Female pattern hair loss (FPHL) refers to gradual thinning of hair over the central scalp. Hair miniatrurisation occurs which results in thinning rather than complete loss. FPHL is the most common cause of hair loss in women with a prevalence ranging from less than 10% of women younger than 50 years of age to 40% of those aged 70 years old. [vi]. Unlike male pattern baldness the role of androgens in FPHL is less clear with several studies showing normal levels of androgens in 70% of cases of FPHL.[vii] Oestrogen may stimulate hair growth but its role is controversial[viii] .

 

The investigation for non scaring hair loss in women would be blood tests for FBC, Ferritin, TFT and possibly Vitamin D levels. If there are signs of hyperandrogenism:Serum testosterone, SHBG and androgen free index.

If no corrective cause is found as is often the case, treatment requires careful planning. Many cases of FPHL are not androgen related so non androgen related treatment should be tried first. However in those cases who appear to have androgen related loss or non responders, dual treatment of both anti androgen and non androgen treatment should be tried. Although no anti-androgen is approved for use in FPHL, it seems that they work in 60% of patients with probably no long-term harmful sequelae. Most antiandrogen agents are a risk in pregnancy . Therefore, appropriate contraceptive methods should be used during the treatment and for 1–6 months after stopping the medication depending on the drug type.[ix]

The most commonly used non androgen treatment for FPHL is topical minoxidil 2% bd ( licensed for women) but 5% is more effective[x]. Minoxidil does not alter the natural history of hair loss, but rather it can thicken / increase the density of remaining hair. Results should be assessed at 6 and 12 months. 60% of women will get a response [xi] but treatment needs to lifelong.

Hair transplantation is an important treatment for women for whom medical treatment has failed or been ineffective and should not be discounted in advising patients who may go to enormous lengths to treat their problem.It is expensive and donor sites can be limited in women.

Wigs and hair extensions are also a very useful treatment and have been shown to improve the quality of life and self esteem in patients with hair loss.

Other treatments that might be considered but have a lesser place or are without substantial evidence are low level light treatments (LED and laser) and platelet rich plasma (PRP) , the latter may well prove to be a useful treatment.

[i] Olsen EA, Bettencourt MS, Cote NL. The presence of loose anagen hairs obtained by hair pull in the normal population. J Investig Dermatol Symp Proc. 1999 Dec;4(3):258-60

[ii] Freinkel RK, Freinkel N. Hair growth and alopecia in hypothyroidism. Arch Dermatol. 1972 Sep. 106(3):349-52.

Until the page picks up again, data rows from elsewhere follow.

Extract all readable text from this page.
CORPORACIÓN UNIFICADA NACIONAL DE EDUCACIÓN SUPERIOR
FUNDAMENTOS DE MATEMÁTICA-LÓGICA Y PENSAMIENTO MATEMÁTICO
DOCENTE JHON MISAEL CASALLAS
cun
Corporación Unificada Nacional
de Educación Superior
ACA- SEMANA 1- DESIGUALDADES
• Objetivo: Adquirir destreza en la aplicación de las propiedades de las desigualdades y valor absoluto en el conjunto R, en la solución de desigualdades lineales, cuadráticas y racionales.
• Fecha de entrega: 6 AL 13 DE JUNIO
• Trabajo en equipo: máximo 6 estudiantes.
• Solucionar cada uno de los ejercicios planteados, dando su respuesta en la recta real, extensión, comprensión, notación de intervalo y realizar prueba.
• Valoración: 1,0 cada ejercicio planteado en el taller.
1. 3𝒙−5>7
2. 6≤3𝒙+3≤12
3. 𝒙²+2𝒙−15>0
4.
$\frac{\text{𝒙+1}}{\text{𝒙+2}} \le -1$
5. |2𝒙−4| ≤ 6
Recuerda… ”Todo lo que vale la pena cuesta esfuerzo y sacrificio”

[iii] Goette DK, Odom RB. Alopecia in crash dieters. JAMA. 1976 Jun 14. 235(24):2622-3

[iv] Journal of Investigative Dermatology (2003) 121, xvii–xviii; doi:10.1046/j.1523-1747.2003.12581.Decreased Serum Ferritin and Alopecia in Women D Hugh Rushton.School of Pharmacy & Biomedical Sciences, University of Portsmouth, Portsmouth, Hampshire, UK

[v] Serum ferritin and vitamin d in female hair loss: do they play a role?

Rasheed H, Mahgoub D, Hegazy R, El-Komy M, Abdel Hay R, Hamid MA, Hamdy E.

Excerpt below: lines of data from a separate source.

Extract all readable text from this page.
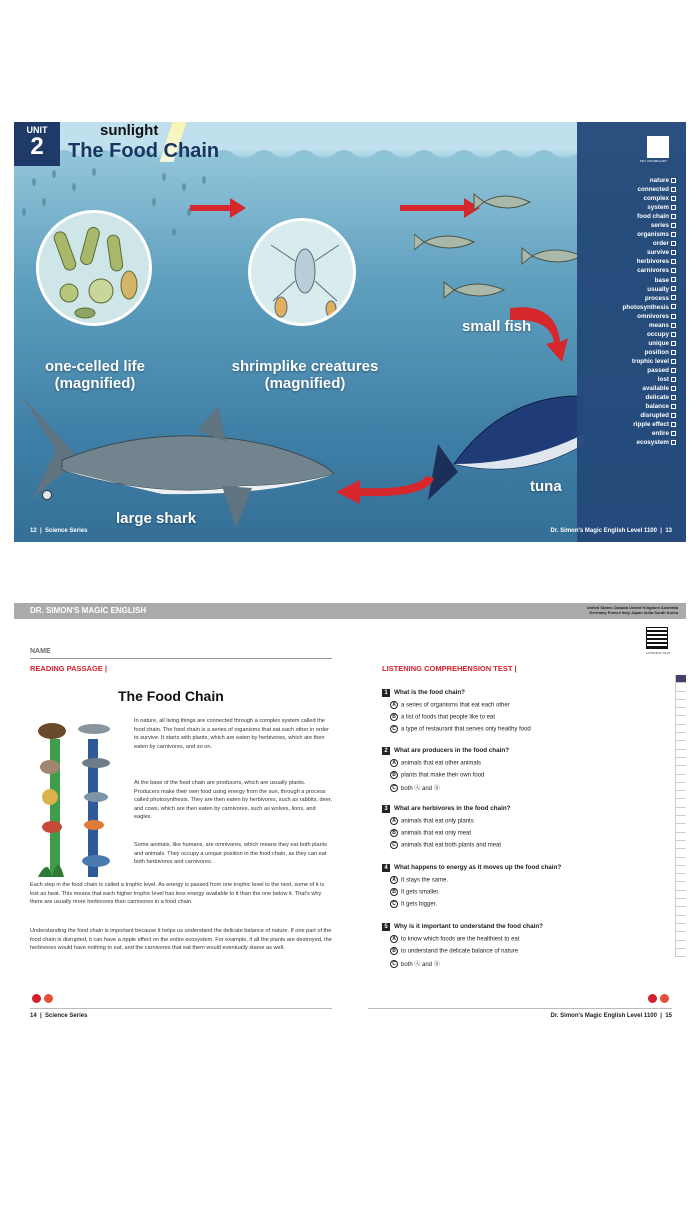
UNIT
2
sunlight
The Food Chain
one-celled life
(magnified)
shrimplike creatures
(magnified)
small fish
tuna
large shark
KEY VOCABULARY
nature
connected
complex
system
food chain
series
organisms
order
survive
herbivores
carnivores
base
usually
process
photosynthesis
omnivores
means
occupy
unique
position
trophic level
passed
lost
available
delicate
balance
disrupted
ripple effect
entire
ecosystem
12  |  Science Series	Dr. Simon's Magic English Level 1100  |  13
© Encyclopaedia
DR. SIMON'S MAGIC ENGLISH	United States Canada United Kingdom Australia
Germany France Italy Japan India South Korea
LISTENING TEST
NAME
READING PASSAGE |
The Food Chain
In nature, all living things are connected through a complex system called the food chain. The food chain is a series of organisms that eat each other in order to survive. It starts with plants, which are eaten by herbivores, which are then eaten by carnivores, and so on.
At the base of the food chain are producers, which are usually plants. Producers make their own food using energy from the sun, through a process called photosynthesis. They are then eaten by herbivores, such as rabbits, deer, and cows, which are then eaten by carnivores, such as wolves, lions, and eagles.
Some animals, like humans, are omnivores, which means they eat both plants and animals. They occupy a unique position in the food chain, as they can eat both herbivores and carnivores.
Each step in the food chain is called a trophic level. As energy is passed from one trophic level to the next, some of it is lost as heat. This means that each higher trophic level has less energy available to it than the one below it. That's why there are usually more herbivores than carnivores in a food chain.
Understanding the food chain is important because it helps us understand the delicate balance of nature. If one part of the food chain is disrupted, it can have a ripple effect on the entire ecosystem. For example, if all the plants are destroyed, the herbivores would have nothing to eat, and the carnivores that eat them would eventually starve as well.
LISTENING COMPREHENSION TEST |
1 What is the food chain?
A a series of organisms that eat each other
B a list of foods that people like to eat
C a type of restaurant that serves only healthy food
2 What are producers in the food chain?
A animals that eat other animals
B plants that make their own food
C both Ⓐ and Ⓑ
3 What are herbivores in the food chain?
A animals that eat only plants
B animals that eat only meat
C animals that eat both plants and meat
4 What happens to energy as it moves up the food chain?
A It stays the same.
B It gets smaller.
C It gets bigger.
5 Why is it important to understand the food chain?
A to know which foods are the healthiest to eat
B to understand the delicate balance of nature
C both Ⓐ and Ⓑ
14  |  Science Series	Dr. Simon's Magic English Level 1100  |  15
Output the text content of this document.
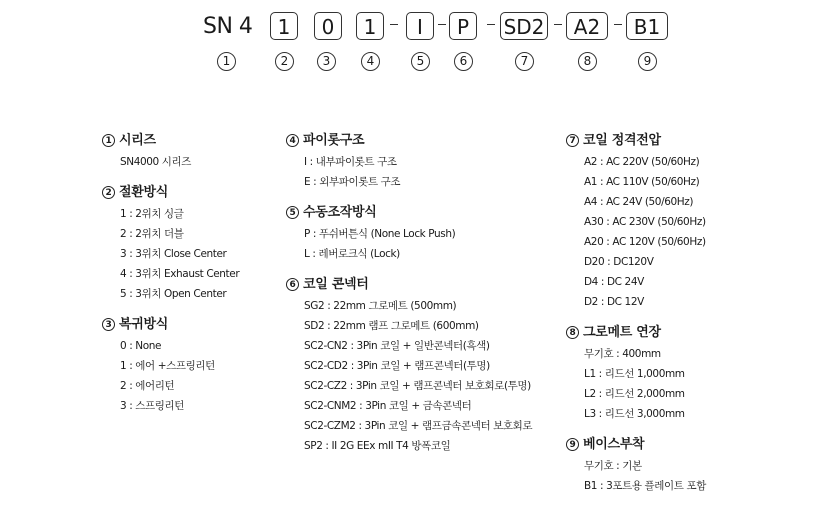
SN 4	1	0	1	I	P	SD2	A2	B1
1	2	3	4	5	6	7	8	9
1 시리즈
SN4000 시리즈
2 절환방식
1 : 2위치 싱글
2 : 2위치 더블
3 : 3위치 Close Center
4 : 3위치 Exhaust Center
5 : 3위치 Open Center
3 복귀방식
0 : None
1 : 에어 +스프링리턴
2 : 에어리턴
3 : 스프링리턴
4 파이롯구조
I : 내부파이롯트 구조
E : 외부파이롯트 구조
5 수동조작방식
P : 푸쉬버튼식 (None Lock Push)
L : 레버로크식 (Lock)
6 코일 콘넥터
SG2 : 22mm 그로메트 (500mm)
SD2 : 22mm 램프 그로메트 (600mm)
SC2-CN2 : 3Pin 코일 + 일반콘넥터(흑색)
SC2-CD2 : 3Pin 코일 + 램프콘넥터(투명)
SC2-CZ2 : 3Pin 코일 + 램프콘넥터 보호회로(투명)
SC2-CNM2 : 3Pin 코일 + 금속콘넥터
SC2-CZM2 : 3Pin 코일 + 램프금속콘넥터 보호회로
SP2 : II 2G EEx mII T4 방폭코일
7 코일 정격전압
A2 : AC 220V (50/60Hz)
A1 : AC 110V (50/60Hz)
A4 : AC 24V (50/60Hz)
A30 : AC 230V (50/60Hz)
A20 : AC 120V (50/60Hz)
D20 : DC120V
D4 : DC 24V
D2 : DC 12V
8 그로메트 연장
무기호 : 400mm
L1 : 리드선 1,000mm
L2 : 리드선 2,000mm
L3 : 리드선 3,000mm
9 베이스부착
무기호 : 기본
B1 : 3포트용 플레이트 포함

Skin Pharmacol Physiol. 2013;26(2):101-7. doi: 10.1159/000346698. Epub 2013 Feb 20.

[vi] Norwood OT. Incidence of female androgenetic alopecia (female pattern alopecia). Dermatol. Surg. 27(1), 53–54(2001)

[vii] Sinclair RD, Dawber RP. Androgenetic alopecia in men and women. Clin. Dermatol. 19(2), 167–178(2001).

[viii]  Yip L, Rufaut N, Sinclair R. Role of genetics and sex steroid hormones in male androgenetic alopecia and female pattern hair loss: an update of what we now know. Australas J Dermatol. 2011;52(2):81–88.

[ix] Expert Review of Dermatology.An Update on Diagnosis and Treatment of Female Pattern Hair Loss. Thamer Mubki; Omar Shamsaldeen; Kevin J McElwee; Jerry Shapiro.Expert Rev Dermatol. 2013;8(4):427-436.

 

[x] Lucky AW, Piacquadio DJ, Ditre CM, et al. A randomized, placebo-controlled trial of 5% and 2% topical minoxidil solutions in the treatment of female pattern hair loss. J Am Acad Dermatol. 2004;50(4):541–553

[xi] Rogers NE, Avram MR. Medical treatments for male and female pattern hair loss. J. Am. Acad. Dermatol. 59(4), 547–566(2008).